I can’t wait to hold Dress Memory the book in my hands, to leaf through its pages, and to tumble and sink into its lush world of velvet-and-lace images and words.
Click here to pre-order your signed copy ($27.99).
Belle Place recommends Acute Misfortune: The Life and Death of Adam Cullen by Erik Jensen
The contemporary artist Adam Cullen is best known for his Archibald Prize-winning portrait of David Wenham. In Acute Misfortune, Erik Jensen – founding editor of The Saturday Paper – chronicles his intense four-year relationship with the deeply troubled artist, beginning in 2008, when Cullen invited Jensen to stay in his spare room and write his autobiography. Jensen’s tightly focussed portrait of Cullen promises to be simultaneously gripping and repellent – an enthralling account of an artist’s self-destruction.
Click here to pre-order your signed copy ($32.99).
Judi Mitchell recommends The Rosie Effect by Graeme Simsion
(due in late September)
I picked up Graeme Simsion’s The Rosie Project during the busy Christmas period last year. Reading it inspired an exciting return to Australian Literature after a considerable absence, and I discovered the future of Oz Fiction is in very good hands; Hannah Kent’s Burial Rites being one such example. Now, for me and all Don Tillman fans out there, the wait is almost over… that is if you’re happy to wait for another three months. Aaaaggghhhh! Due just in time for my birthday (hint, hint) – The Rosie Effect continues the delightful, witty and uplifting relationship of Don and Rosie in NYC. And there is a new addition on the way!
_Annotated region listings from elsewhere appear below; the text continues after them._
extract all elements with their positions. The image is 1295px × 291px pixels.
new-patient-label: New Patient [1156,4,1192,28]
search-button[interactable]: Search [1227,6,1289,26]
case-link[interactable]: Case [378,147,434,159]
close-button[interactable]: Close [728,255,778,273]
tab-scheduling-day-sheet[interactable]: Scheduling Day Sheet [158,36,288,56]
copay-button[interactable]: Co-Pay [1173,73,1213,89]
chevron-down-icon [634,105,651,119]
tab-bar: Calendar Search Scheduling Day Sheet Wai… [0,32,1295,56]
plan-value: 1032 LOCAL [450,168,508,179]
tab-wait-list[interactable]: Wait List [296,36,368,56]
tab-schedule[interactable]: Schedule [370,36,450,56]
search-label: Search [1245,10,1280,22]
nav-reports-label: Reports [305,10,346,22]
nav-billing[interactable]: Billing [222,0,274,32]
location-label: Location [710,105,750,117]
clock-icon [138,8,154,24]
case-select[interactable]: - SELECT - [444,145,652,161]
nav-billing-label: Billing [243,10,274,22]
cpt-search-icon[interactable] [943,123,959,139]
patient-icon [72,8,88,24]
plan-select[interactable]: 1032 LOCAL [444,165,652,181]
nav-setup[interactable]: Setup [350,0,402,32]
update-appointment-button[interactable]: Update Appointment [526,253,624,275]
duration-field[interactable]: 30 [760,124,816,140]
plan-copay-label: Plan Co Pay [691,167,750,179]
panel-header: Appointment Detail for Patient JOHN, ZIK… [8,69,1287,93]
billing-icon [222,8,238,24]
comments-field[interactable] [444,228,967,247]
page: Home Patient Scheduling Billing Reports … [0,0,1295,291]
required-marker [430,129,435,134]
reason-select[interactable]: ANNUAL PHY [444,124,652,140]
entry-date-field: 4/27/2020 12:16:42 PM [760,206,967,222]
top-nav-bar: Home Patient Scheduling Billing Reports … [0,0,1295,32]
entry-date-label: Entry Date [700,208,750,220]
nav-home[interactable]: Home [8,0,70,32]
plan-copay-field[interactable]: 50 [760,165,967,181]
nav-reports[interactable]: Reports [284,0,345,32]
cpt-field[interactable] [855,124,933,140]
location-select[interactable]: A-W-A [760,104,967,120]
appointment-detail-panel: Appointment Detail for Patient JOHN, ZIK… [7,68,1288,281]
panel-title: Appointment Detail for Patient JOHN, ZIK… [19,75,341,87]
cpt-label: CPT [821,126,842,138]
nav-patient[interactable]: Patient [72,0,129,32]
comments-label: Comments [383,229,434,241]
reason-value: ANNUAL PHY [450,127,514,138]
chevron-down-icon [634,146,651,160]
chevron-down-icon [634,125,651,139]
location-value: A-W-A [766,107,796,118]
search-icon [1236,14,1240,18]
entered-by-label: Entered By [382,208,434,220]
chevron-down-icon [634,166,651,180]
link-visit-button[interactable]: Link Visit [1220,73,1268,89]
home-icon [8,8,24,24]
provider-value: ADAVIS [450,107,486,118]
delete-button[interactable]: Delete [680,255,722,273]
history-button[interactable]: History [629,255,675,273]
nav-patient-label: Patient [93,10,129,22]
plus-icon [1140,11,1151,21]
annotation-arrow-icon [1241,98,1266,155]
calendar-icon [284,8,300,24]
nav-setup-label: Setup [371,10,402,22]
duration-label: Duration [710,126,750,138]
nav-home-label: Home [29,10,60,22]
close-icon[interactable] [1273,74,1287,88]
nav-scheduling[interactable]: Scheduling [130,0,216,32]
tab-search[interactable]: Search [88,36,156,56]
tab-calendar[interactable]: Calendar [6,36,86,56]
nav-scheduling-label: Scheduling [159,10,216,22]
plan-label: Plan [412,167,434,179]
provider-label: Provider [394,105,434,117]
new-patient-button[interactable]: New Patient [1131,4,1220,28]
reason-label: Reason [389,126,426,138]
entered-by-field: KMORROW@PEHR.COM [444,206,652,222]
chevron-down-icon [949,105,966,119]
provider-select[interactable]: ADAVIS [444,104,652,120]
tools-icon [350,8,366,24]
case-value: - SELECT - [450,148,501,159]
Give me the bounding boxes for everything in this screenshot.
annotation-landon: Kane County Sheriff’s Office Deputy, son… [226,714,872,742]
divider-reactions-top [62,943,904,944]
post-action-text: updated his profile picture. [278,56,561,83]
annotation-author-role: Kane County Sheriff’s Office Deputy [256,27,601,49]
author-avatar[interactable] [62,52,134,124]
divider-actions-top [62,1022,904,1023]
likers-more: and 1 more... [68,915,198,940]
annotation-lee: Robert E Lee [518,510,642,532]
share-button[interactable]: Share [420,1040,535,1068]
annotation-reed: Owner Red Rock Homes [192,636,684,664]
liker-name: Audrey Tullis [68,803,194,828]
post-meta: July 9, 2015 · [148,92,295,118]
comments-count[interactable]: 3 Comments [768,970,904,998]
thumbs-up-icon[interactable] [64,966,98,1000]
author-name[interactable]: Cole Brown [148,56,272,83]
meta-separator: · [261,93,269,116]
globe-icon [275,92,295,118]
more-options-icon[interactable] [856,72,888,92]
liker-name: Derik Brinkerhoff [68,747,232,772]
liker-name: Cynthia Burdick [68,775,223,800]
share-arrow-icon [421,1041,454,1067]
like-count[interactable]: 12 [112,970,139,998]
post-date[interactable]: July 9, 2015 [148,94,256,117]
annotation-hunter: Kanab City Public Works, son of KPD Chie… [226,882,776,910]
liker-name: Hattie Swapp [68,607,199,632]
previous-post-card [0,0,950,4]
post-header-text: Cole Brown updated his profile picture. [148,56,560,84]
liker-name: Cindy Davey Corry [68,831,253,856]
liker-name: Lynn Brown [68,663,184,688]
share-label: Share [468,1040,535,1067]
Click here to pre-order your signed copy ($29.99).
Emily Harms recommends My Story by Julia Gillard
(due in early October)
I am really looking forward to reading Gillard’s observations of her three years and three days as Prime Minister of Australia. Considering we have read so much about this particular time through recent accounts from others – The Stalking of Julia Gillard, Bewitched and Bedevilled, Gravity – it will be refreshing to hear Julia describe what life was really like as Australia’s first female prime minister in her own words, and reveal what was hidden behind the resilience and dignified courage she showed at all times, even in the thick of the vicious hate campaigns directed against her. My Story will no doubt provide us with many new insights into what it takes to be a woman leader in contemporary politics.
Click here to pre-order your signed copy ($39.99, ).
Nina Kenwood recommends Laurinda by Alice Pung
(due in late October)
I used to work at Black Inc., the publisher of Alice Pung’s memoirs Unpolished Gem and Her Father’s Daughter. Promoting Alice’s work was always a delight – not just because she is lovely but because her writing has that something special about it. Alice’s first book, Unpolished Gem, was a break out success because so many people, of all ages, connected with her story. Ever since I read Unpolished Gem, I’ve hoped Alice would write a novel with a teenage protagonist. Now I’ve finally got my wish, and that novel is coming! Laurinda is Alice’s debut young-adult novel, set in an exclusive girls’ school. Knowing Alice’s style, this book will appeal equally to adults and teens and I can’t wait to read it.